Milan in der krise: allegri plantzt angriffsumstellung!

Der AC Milan steckt in einer alarmierenden Torflaute, die die Scudetto-Ambitionen gefährdet. Während die Konkurrenz reihenweise trifft, ringen die Rossoneri mit ihrer Angriffslähmung – ein Zustand, der Coach Stefano Allegri zu drastischen Maßnahmen zwingt.

Die offensive im tal

Die Zahlen sind eindeutig: Mit lediglich 23 Treffern in 31 Spielen hinkt der Angriff des Milan hinter den Top-Teams in Europa hinterher. Die Inter, mit 35 Toren, setzt ein deutliches Zeichen. Die Situation ist so gravierend, dass selbst die Hoffnung auf eine Vorentscheidung im Titelrennen schwindet. Ein Blick auf die Einzelstatistiken offenbart ein düsteres Bild: Leao, Pulisic, Nkunku, Giménez und Füllkrug – die Angreifer, auf die Milan setzt, konnten in dieser Saison kaum überzeugen. Leao erzielte neun Tore, Pulisic acht, Nkunku nur fünf, Füllkrug einen und Giménez blieb komplett ohne Torerfolg.

Ein Vergleich mit der internationalen Elite wirft ein Schlaglicht auf die Problematik: Paris Saint-Germain und Lens liegen bei 39 Toren, Barcelona bei 38, Real Madrid bei 36. Selbst Arsenal und der SSC Neapel sind mit 22 bzw. 21 Toren besser aufgestellt als der AC Milan. Ein erschreckendes Fazit für die Fans in Mailand.

Die vergangene Saison bot noch ein deutlich anderes Bild. Im Jahr 2023/24 war Giroud mit 13 Toren Leistungsträger, und auch Leao erzielte in der Saison 2022/23 zwölf Treffer. Die aktuelle Misere steht in krassem Gegensatz dazu.

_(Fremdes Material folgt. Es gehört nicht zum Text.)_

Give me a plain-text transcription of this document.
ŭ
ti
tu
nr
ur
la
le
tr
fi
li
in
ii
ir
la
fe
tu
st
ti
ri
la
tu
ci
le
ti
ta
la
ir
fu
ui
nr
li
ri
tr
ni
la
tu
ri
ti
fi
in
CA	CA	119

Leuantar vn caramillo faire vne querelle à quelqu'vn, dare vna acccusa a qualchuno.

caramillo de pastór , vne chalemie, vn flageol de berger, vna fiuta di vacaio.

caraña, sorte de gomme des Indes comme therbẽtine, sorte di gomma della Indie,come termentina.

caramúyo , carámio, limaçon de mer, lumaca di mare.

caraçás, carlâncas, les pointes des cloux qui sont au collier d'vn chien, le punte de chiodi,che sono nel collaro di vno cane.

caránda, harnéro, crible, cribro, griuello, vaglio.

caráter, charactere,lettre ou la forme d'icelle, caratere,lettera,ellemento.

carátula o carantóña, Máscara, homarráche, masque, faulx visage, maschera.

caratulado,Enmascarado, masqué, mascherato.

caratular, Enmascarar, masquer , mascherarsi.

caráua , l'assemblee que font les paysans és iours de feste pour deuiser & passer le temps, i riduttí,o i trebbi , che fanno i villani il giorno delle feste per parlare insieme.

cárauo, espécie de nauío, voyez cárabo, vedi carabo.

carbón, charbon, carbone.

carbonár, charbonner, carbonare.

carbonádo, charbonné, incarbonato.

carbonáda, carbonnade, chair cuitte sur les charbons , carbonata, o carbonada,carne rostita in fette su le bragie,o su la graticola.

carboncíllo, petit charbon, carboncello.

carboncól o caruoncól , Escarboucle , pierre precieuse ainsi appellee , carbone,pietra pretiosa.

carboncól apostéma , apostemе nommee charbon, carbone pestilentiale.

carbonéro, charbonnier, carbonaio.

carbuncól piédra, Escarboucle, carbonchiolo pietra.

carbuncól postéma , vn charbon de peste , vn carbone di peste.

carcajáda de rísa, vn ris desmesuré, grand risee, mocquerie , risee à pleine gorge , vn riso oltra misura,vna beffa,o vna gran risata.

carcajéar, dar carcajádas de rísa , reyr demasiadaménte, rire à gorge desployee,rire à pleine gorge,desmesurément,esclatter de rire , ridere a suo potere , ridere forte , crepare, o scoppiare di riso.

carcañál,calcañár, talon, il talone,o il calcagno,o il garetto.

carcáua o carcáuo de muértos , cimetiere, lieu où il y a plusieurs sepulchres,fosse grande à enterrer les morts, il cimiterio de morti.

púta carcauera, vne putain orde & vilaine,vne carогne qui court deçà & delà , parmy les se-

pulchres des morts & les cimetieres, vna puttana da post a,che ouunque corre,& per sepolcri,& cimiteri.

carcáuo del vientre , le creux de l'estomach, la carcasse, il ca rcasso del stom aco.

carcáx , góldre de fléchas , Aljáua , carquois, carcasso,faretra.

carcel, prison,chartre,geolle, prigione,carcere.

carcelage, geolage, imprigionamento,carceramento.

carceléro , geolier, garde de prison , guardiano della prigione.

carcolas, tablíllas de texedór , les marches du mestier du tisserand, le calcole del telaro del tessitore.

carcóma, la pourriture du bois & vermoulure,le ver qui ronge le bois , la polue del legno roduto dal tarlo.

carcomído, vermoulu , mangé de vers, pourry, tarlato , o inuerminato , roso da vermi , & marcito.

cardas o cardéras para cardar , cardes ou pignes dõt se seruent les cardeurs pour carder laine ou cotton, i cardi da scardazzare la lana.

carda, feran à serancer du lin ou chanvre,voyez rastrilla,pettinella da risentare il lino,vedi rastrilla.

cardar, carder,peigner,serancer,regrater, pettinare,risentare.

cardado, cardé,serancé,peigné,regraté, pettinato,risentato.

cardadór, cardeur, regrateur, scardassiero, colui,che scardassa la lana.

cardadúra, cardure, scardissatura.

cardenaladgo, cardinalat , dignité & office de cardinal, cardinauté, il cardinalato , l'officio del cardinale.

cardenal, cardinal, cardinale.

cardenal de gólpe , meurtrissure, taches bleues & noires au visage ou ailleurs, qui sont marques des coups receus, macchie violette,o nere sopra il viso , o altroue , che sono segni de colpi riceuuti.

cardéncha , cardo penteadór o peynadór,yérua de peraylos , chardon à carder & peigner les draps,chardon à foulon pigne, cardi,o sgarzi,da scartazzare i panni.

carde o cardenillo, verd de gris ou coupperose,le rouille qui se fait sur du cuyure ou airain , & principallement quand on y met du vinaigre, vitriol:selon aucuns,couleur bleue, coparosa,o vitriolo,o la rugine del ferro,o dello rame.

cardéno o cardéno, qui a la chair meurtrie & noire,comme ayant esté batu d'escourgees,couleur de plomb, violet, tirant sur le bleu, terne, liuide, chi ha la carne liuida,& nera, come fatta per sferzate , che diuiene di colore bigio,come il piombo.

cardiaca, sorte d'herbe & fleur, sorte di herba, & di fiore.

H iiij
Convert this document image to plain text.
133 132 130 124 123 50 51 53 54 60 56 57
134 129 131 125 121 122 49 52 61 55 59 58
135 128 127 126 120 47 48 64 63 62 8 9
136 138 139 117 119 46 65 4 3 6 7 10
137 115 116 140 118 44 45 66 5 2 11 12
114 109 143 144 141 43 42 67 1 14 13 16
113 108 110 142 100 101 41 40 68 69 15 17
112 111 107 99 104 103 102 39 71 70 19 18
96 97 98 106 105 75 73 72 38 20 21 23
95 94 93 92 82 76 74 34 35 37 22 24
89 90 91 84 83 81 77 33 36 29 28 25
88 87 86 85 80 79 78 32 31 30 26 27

Allegri denkt über ein riskantes system nach

Allegri denkt über ein riskantes system nach

Um die Trendwende zu erzwingen, erwägt Allegri einen mutigen Schritt: die Umstellung auf ein 3-5-2 System mit einem Dreiersturm. Nach dem Spiel gegen Neapel sprach der Trainer erstmals öffentlich über diese Option. „Wir könnten den Dreiersturm von Beginn an sehen, aber das hängt von der Fitness ab“, erklärte Allegri, der anmerkte, dass Pulisic noch nicht bei voller Form ist, während Leao nach seiner Verletzungspause vorsichtig aufgebaut wird.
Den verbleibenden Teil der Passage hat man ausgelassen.